CUDA OutOfMemory Error with bulk_process()

Describe the bug I'm receiving a CUDA OutOfMemory error when running relatively small batches of IMDB reviews. Curiously, the torch CUDA OOM error seems to be trying to allocate very small (e.g., 216MB) reservations when this happens.

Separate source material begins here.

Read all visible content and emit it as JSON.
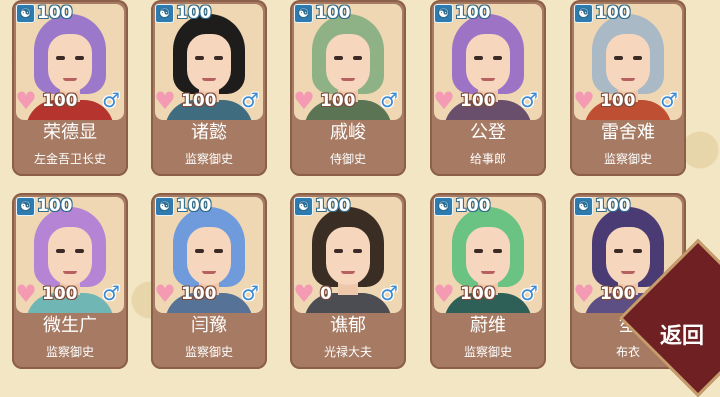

I'm running this on my university's HPC: Quartz with a V100 reserved to just my program, so it should be able to reserve up to 32GB of GPU memory.

To Reproduce Steps to reproduce the behavior:

Obtain dataset from https://ai.stanford.edu/~amaas/data/sentiment/aclImdb_v1.tar.gz
Sample 3,000 texts from dataset

Spin up preprocessing pipeline

nlp = stanza.Pipeline('en', processors='tokenize,mwt,pos', tokenize_no_ssplit=True, use_gpu=True, pos_batch_size=1000)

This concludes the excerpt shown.